Mr. Obama is also at an impasse in matters of race. His promise of a postracial era was wounded by the revelations about the Rev. Jeremiah Wright and his own racialist quips about “typical” white people, those who “cling” to guns and religion, and police who indulge in racial stereotyping and who act “stupidly.” His pledge was put into a coma with Van Jones’s racist remarks, Eric Holder’s “cowards” smear, and Justice Sotomayor’s lectures about the superiority of a “wise Latina.”
Fairly or not, the president has lost all credibility as a racial uniter. The public now expects an elite to mine any trace of racial insensitivity in order to create grievances, bank sympathy, and translate that into political capital — while avoiding the promised honest discussion about race.

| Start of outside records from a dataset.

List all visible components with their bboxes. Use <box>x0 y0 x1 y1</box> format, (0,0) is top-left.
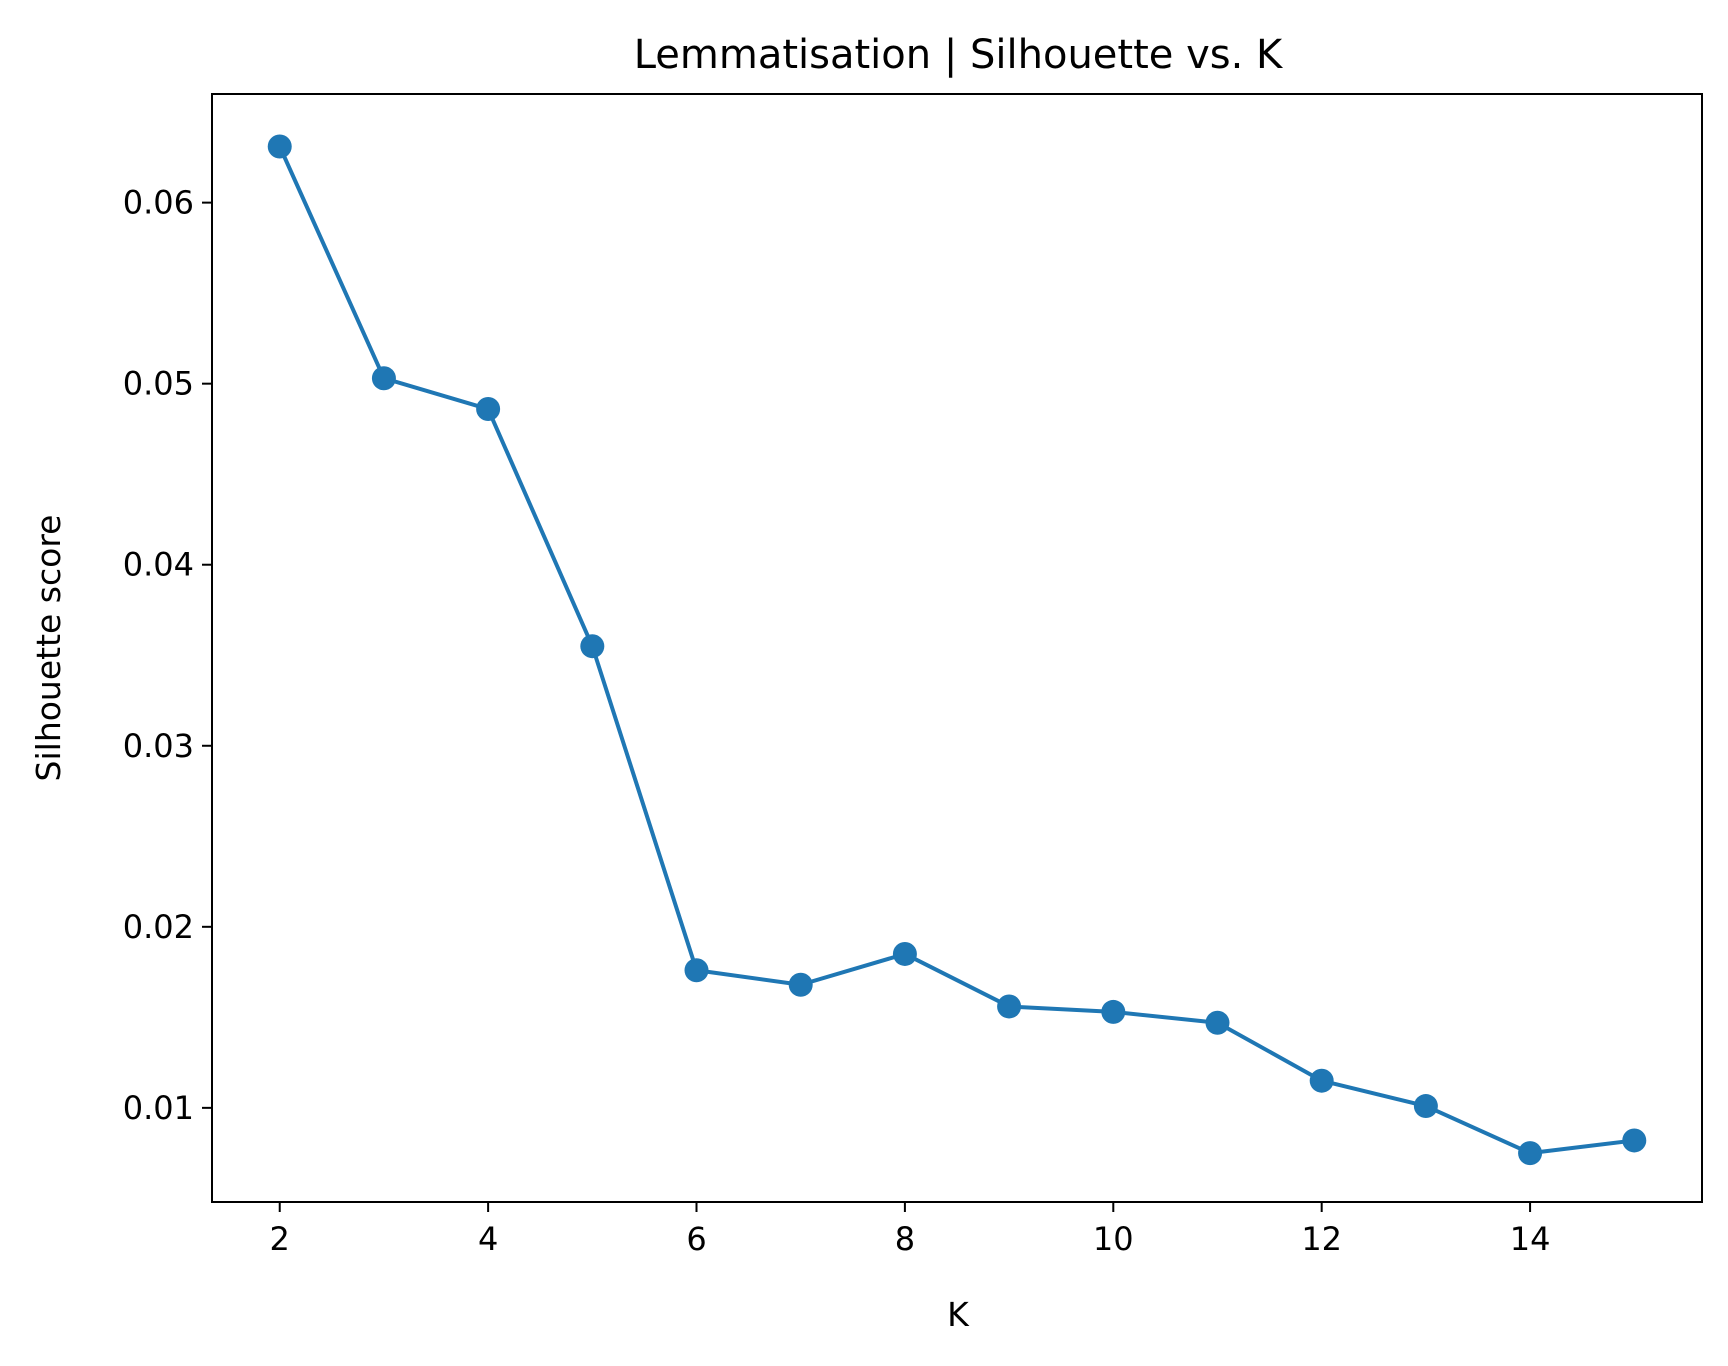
plot-area <box>267 134 1647 1166</box>
y-tick-label: 0.05 <box>123 365 194 403</box>
series-line <box>277 144 1637 1156</box>
x-axis-label: K <box>947 1295 970 1334</box>
data-point <box>371 366 396 391</box>
x-tick-label: 12 <box>1301 1220 1342 1258</box>
x-tick-label: 8 <box>895 1220 915 1258</box>
y-tick-label: 0.03 <box>123 727 194 765</box>
x-tick-label: 6 <box>686 1220 706 1258</box>
data-point <box>476 397 501 422</box>
data-point <box>1309 1068 1334 1093</box>
data-point <box>1518 1141 1543 1166</box>
x-tick-label: 2 <box>270 1220 290 1258</box>
data-point <box>788 972 813 997</box>
data-point <box>267 134 292 159</box>
x-tick-label: 10 <box>1093 1220 1134 1258</box>
data-point <box>1101 999 1126 1024</box>
data-point <box>684 958 709 983</box>
data-point <box>580 634 605 659</box>
y-tick-label: 0.01 <box>123 1089 194 1127</box>
chart-title: Lemmatisation | Silhouette vs. K <box>634 32 1284 78</box>
x-tick-label: 14 <box>1510 1220 1551 1258</box>
x-tick-label: 4 <box>478 1220 498 1258</box>
data-point <box>1622 1128 1647 1153</box>
y-axis-label: Silhouette score <box>29 515 68 782</box>
y-tick-label: 0.06 <box>123 184 194 222</box>
data-point <box>892 941 917 966</box>
data-point <box>997 994 1022 1019</box>
y-tick-label: 0.04 <box>123 546 194 584</box>
plot-frame <box>211 93 1703 1203</box>
y-tick-label: 0.02 <box>123 908 194 946</box>
data-point <box>1205 1010 1230 1035</box>
data-point <box>1413 1094 1438 1119</box>
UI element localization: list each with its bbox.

That taboo debate would inevitably address the degree to which the depressing per capita statistics on incarceration, illegitimacy, violent crime, gangs, entitlement dependency, and lack of education within the African-American community are due to residual racism, and to what degree they stem from a failure of the black leadership to address personal responsibility, or the disastrous entitlement policies of the federal government. Giving preference to the children of a Valerie Jarrett, an Eric Holder, or a Barack Obama to enter Harvard or Yale, or wading out into a crowd of tea-partiers in hopes of snagging a racial slur for political purposes, does nothing to alleviate the tragedy in the D.C. school system or the implosion of Detroit.
So we know what lies ahead for the next two years. Sympathetic observers in the media will detect racism in the tea parties and in non-mainstream-media coverage of Mr. Obama’s disappointing performance. As never before, any African-American politician mired in ethics problems (e.g., Charles Rangel) or facing political oblivion (e.g., David Paterson) will claim he is a victim of racial intolerance.

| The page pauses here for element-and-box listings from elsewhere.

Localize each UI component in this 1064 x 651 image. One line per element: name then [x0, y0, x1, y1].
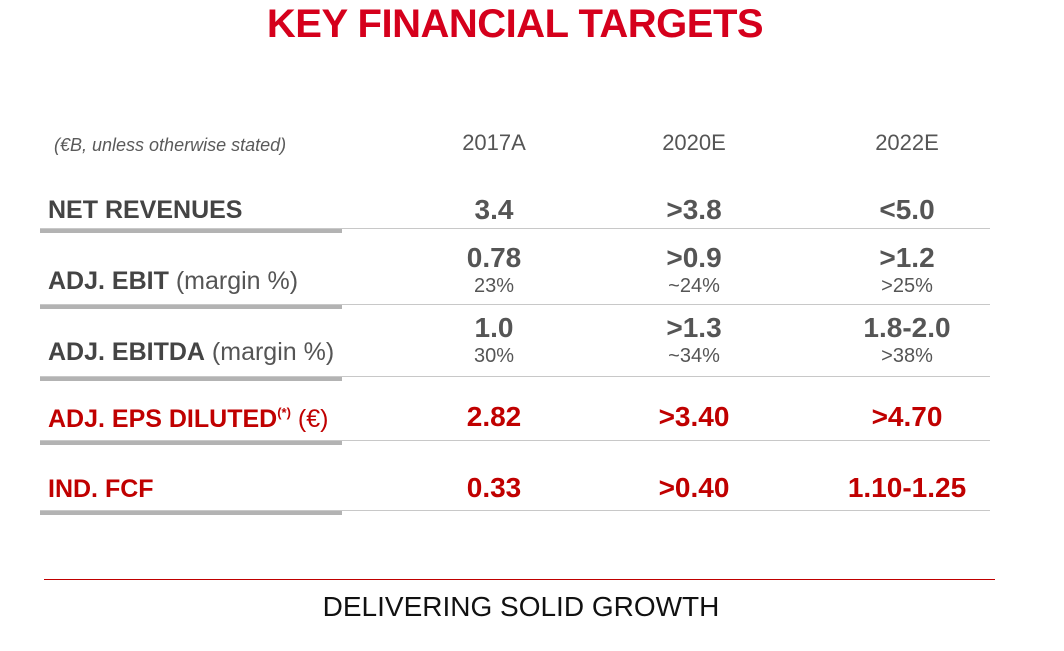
cell-net-revenues-2022e: <5.0: [807, 194, 1007, 226]
row-divider-accent: [40, 441, 342, 445]
cell-ind-fcf-2020e: >0.40: [594, 472, 794, 504]
cell-adj-ebit-2022e: >1.2 >25%: [807, 242, 1007, 298]
row-label-suffix: (margin %): [211, 338, 335, 366]
margin: ~24%: [668, 275, 720, 297]
footer-tagline: DELIVERING SOLID GROWTH: [322, 591, 720, 622]
row-label-text: ADJ. EBITDA: [48, 338, 205, 366]
row-divider: [40, 228, 990, 229]
row-divider-accent: [40, 511, 342, 515]
cell-adj-ebit-2020e: >0.9 ~24%: [594, 242, 794, 298]
row-divider: [40, 510, 990, 511]
row-divider-accent: [40, 229, 342, 233]
row-label-text: NET REVENUES: [48, 196, 243, 224]
footer-divider: [44, 579, 995, 580]
row-divider-accent: [40, 377, 342, 381]
value: >1.3: [666, 312, 722, 343]
cell-adj-eps-2017a: 2.82: [394, 401, 594, 433]
cell-adj-ebitda-2022e: 1.8-2.0 >38%: [807, 312, 1007, 368]
row-label-text: ADJ. EBIT: [48, 267, 169, 295]
cell-net-revenues-2017a: 3.4: [394, 194, 594, 226]
row-label-ind-fcf: IND. FCF: [48, 475, 154, 504]
cell-net-revenues-2020e: >3.8: [594, 194, 794, 226]
margin: 23%: [473, 275, 515, 297]
cell-adj-eps-2020e: >3.40: [594, 401, 794, 433]
value: >4.70: [871, 401, 943, 432]
row-label-adj-ebit: ADJ. EBIT (margin %): [48, 267, 298, 296]
row-divider: [40, 376, 990, 377]
value: 1.10-1.25: [847, 472, 967, 503]
row-label-suffix: (€): [297, 405, 329, 433]
value: 1.8-2.0: [863, 312, 951, 343]
row-label-adj-eps-diluted: ADJ. EPS DILUTED(*) (€): [48, 405, 328, 434]
cell-adj-ebit-2017a: 0.78 23%: [394, 242, 594, 298]
column-header-2020e: 2020E: [662, 130, 726, 155]
row-divider: [40, 304, 990, 305]
cell-ind-fcf-2022e: 1.10-1.25: [807, 472, 1007, 504]
value: >3.40: [658, 401, 730, 432]
value: >1.2: [879, 242, 935, 273]
page-title: KEY FINANCIAL TARGETS: [266, 2, 764, 46]
value: 1.0: [474, 312, 514, 343]
value: 0.33: [466, 472, 522, 503]
value: >0.40: [658, 472, 730, 503]
row-divider: [40, 440, 990, 441]
row-divider-accent: [40, 305, 342, 309]
column-header-2017a: 2017A: [462, 130, 526, 155]
margin: >25%: [881, 275, 933, 297]
row-label-text: IND. FCF: [48, 475, 154, 503]
row-label-suffix: (margin %): [175, 267, 299, 295]
unit-note: (€B, unless otherwise stated): [54, 135, 287, 155]
value: 3.4: [474, 194, 514, 225]
value: 0.78: [466, 242, 522, 273]
margin: 30%: [473, 345, 515, 367]
row-label-adj-ebitda: ADJ. EBITDA (margin %): [48, 338, 334, 367]
cell-adj-ebitda-2020e: >1.3 ~34%: [594, 312, 794, 368]
cell-adj-ebitda-2017a: 1.0 30%: [394, 312, 594, 368]
margin: >38%: [881, 345, 933, 367]
row-label-text: ADJ. EPS DILUTED: [48, 405, 278, 433]
value: <5.0: [879, 194, 935, 225]
cell-adj-eps-2022e: >4.70: [807, 401, 1007, 433]
cell-ind-fcf-2017a: 0.33: [394, 472, 594, 504]
value: >3.8: [666, 194, 722, 225]
column-header-2022e: 2022E: [875, 130, 939, 155]
margin: ~34%: [668, 345, 720, 367]
footnote-marker: (*): [277, 405, 291, 420]
value: 2.82: [466, 401, 522, 432]
value: >0.9: [666, 242, 722, 273]
row-label-net-revenues: NET REVENUES: [48, 196, 242, 225]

Privately, a majority of Americans accepts that the African-American elite enjoys a particular leeway in promiscuously leveling accusations of racism — and that such exemption from criticism ultimately derives from the fact that on a percentage basis much of the African-American community is not doing as well as the rest of America, and the culprit must be either racism or a lack of government financial assistance. End of discussion.
In short, we are witnessing a public soon asked to pay higher taxes as the debt grows and jobs remain scarce, while its energy costs spike — and popular protests over any and all of that earn charges of racism.
Mr. Obama could rather easily restore his credibility by offering a plan to balance the budget that matched his tax hikes with tough budget cuts. He could offer a jobs plan centered on incentives for business and psychological support for entrepreneurs. He could offer a landmark new tax code that rewards income and savings, and taxes consumption. A multifaceted energy program might tap all the oil, coal, gas, and nuclear power we could produce as a bridge to next-generation fuels without bankrupting the Treasury or endangering our autonomy. And a fair-minded discussion of race would explore how obsession with elite racial grievances has little to do with the causes of a too-large African-American underclass.
Until then, the more mellifluously the president lectures, the more he will exhaust the voters.
— NRO contributor Victor Davis Hanson is a senior fellow at the Hoover Institution, the editor of Makers of Ancient Strategy: From the Persian Wars to the Fall of Rome, and the author of The Father of Us All: War and History, Ancient and Modern.